Or, bowling my way toward lockdown

That’s me on March 10, 2020, sending my wife the most ironic message of my entire life: “I have a plan for the rest of the year.”

That plan – what we could do, where we could go, how we could pay for it, complete with spreadsheets and budgets and charts and more – lasted for one day. Then they declared a pandemic was underway. My next message was just one four letter word. You can probably guess which one.

I know the name of this newsletter is Brady Remembers Everything, but I actually had to look these messages up. The week when the lockdowns started was a blur, even for me. It’s easy to forget how fast we went from “there’s a mystery virus in other countries” to “everything here is shut down and hopefully you have toilet paper.” At my last in-person interview at work, on Wednesday the 11th, I told a reporter friend about how weird it felt that we were now trying to avoid people on the bus or in the street. She told me, incredulous, “I was at a concert! On Monday!” We had so much come at us, so fast, that there wasn’t time to remember it all.

I do remember getting emails that week, usually in the morning, saying how events or shows in town were going to go forward, only to get new emails in the afternoon explaining that those events were actually canceled. I used my last four physical dollars on a box of Girl Scout cookies from a coworker’s kid, a box that lasted about 10 seconds when I got them home. I took an eerie silent bus ride home from work that Friday. Usually the bus is chatty and loud – in Madison, the unofficial bus custom is to bellow “THANK YOU!” to the driver as you depart – but that day, none of us said a word. We didn’t even look at our phones. We just stared into space, stunned.

Most of all, I remember going bowling one more time.

Bowling is my sport. I am not great at it, but I love doing it. There’s a rec center on the campus where I work and they let you buy a semester’s worth of bowling if you pay in advance, so in the spring and fall, I go three or four times a week on my lunch hour. It’s good exercise and even better stress relief. Throwing a big ball and loudly knocking over pins is therapeutic. They should prescribe it to everybody, except maybe people with really bad aim.

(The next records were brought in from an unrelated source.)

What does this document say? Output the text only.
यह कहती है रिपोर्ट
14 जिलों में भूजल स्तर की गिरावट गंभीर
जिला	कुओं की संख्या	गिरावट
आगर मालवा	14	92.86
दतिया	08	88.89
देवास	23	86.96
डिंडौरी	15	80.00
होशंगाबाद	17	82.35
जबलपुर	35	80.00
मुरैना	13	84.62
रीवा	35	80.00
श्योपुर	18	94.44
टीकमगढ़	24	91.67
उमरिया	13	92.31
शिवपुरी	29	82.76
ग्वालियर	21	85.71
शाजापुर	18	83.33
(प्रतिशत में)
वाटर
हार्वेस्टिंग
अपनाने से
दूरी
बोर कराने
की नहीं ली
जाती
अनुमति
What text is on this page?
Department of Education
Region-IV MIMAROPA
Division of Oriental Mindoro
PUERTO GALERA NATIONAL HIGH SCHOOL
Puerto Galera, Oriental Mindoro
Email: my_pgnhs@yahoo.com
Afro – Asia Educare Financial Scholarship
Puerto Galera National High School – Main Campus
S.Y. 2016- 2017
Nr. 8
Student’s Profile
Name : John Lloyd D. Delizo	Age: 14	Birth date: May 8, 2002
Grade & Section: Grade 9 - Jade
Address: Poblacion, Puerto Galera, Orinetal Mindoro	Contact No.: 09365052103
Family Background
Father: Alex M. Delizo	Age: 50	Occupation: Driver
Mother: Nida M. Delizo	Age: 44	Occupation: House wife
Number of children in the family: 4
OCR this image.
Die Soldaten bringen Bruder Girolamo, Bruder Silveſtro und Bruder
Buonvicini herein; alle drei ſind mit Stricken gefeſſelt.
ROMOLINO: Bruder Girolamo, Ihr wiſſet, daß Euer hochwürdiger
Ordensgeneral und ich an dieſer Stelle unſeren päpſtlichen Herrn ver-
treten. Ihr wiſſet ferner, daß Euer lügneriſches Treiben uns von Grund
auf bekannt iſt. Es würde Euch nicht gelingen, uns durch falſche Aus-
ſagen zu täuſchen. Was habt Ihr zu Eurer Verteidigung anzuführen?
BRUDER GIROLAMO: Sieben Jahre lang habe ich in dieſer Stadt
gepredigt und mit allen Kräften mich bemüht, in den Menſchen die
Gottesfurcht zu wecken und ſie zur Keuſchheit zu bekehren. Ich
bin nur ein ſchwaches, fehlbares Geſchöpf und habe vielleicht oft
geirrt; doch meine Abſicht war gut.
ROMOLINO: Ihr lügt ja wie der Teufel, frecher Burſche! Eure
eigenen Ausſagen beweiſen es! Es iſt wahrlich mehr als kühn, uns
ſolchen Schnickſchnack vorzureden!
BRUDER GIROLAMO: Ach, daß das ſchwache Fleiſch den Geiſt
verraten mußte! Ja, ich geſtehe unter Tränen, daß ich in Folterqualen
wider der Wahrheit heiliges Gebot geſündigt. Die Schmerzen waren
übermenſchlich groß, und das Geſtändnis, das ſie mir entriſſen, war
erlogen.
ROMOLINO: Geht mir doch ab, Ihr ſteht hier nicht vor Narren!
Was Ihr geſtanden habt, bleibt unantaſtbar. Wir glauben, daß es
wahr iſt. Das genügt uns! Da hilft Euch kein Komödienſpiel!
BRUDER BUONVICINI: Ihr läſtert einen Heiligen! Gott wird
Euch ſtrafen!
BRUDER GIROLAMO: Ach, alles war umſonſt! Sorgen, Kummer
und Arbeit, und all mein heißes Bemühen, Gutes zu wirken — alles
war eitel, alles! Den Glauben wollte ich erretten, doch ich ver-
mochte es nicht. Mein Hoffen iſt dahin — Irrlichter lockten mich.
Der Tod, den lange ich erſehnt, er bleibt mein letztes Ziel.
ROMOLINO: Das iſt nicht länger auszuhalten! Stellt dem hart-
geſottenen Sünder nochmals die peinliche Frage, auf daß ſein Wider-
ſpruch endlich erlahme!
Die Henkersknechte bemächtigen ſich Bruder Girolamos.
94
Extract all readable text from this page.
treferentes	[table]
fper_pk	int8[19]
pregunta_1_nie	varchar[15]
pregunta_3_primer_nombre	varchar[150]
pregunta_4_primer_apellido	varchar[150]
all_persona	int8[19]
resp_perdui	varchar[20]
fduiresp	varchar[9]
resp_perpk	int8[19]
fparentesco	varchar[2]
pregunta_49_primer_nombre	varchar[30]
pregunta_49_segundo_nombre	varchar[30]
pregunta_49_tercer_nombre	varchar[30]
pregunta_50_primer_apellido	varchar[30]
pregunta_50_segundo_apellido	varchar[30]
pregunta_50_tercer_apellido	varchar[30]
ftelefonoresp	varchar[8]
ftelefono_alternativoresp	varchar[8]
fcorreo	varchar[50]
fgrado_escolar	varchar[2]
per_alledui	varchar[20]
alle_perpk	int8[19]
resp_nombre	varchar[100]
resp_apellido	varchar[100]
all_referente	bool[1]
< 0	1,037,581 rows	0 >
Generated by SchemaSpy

But at one point I got it in my head that I should go all-out to perfect my game, thereby turning this fun hobby of mine into a stress causer rather than a stress reliever. I tracked my scores the way the pros do, and replayed mistakes in my head over and over, trying to think that last pin to fall down, way after the fact. I spent a month trying to master the hook shot. It was an unpleasant month. In fact, the harder I pushed to be better, the worse I bowled.

On the 11th, when pro basketball started canceling games, when buildings in my town started closing to the public, when people were talking about taking their work computers home for what then we thought would be “a few weeks”… I went bowling. But this time, there was no plan. If we were really entering some kind of viral apocalypse, pitting friends and neighbors against each other for safety and necessities, I didn’t think a high bowling average was going to give me much of a leg up. I was just going to throw the damn ball.

The first damn ball I threw was a strike. So was the second, and the third, which prompted hte automatic scoring system to send some dancing CGI turkeys onto my screen. Then, two spares, followed by another two strikes, a third spare, and two more strikes. The only hiccup was in the two bonus frames, where I got an eight and a one instead of converting one last spare, but I didn’t replay it in my head. My technique hadn’t changed, my footwork was just as inconsistent as ever, but I was letting go of goals and scores and headaches and everything else around me. Just take the ball and throw it toward the pins. Mindfulness on lane one.

I ended up with a 234, by far my best score ever!

And that day I built my worldview around bowling. Ok, not really, but it is kind of a good lesson, right? Plans are useful, but sometimes when you don’t know what may come at you, just show up and keep rolling. I can’t say I’ve always followed it, but at my best this year, I’ve kept things as simple as possible, doing my best, not getting too tied to plans or goals.

My household has been fortunate. We’ve hung in there, we’ve stayed healthy, we’ve supported each other. My wife just got her first dose of what my kids call the “Dolly Parton vaccine.” When it’s my turn, I’ll get one too, and the kids will get theirs when they can; in fact, they’ve already secured commitments from their parents to get extra doughnuts for getting their shots. Eventually we’ll hug our loved ones and go to concerts and take road trips and eat in restaurants and ride buses and work in offices.

And eventually, I’ll head out on a lunch break to that bowling alley again and see if I can’t beat my high score. Maybe I will, maybe I won’t. It’ll just be fun to throw the ball again.

That’s my plan for the rest of the year, anyway.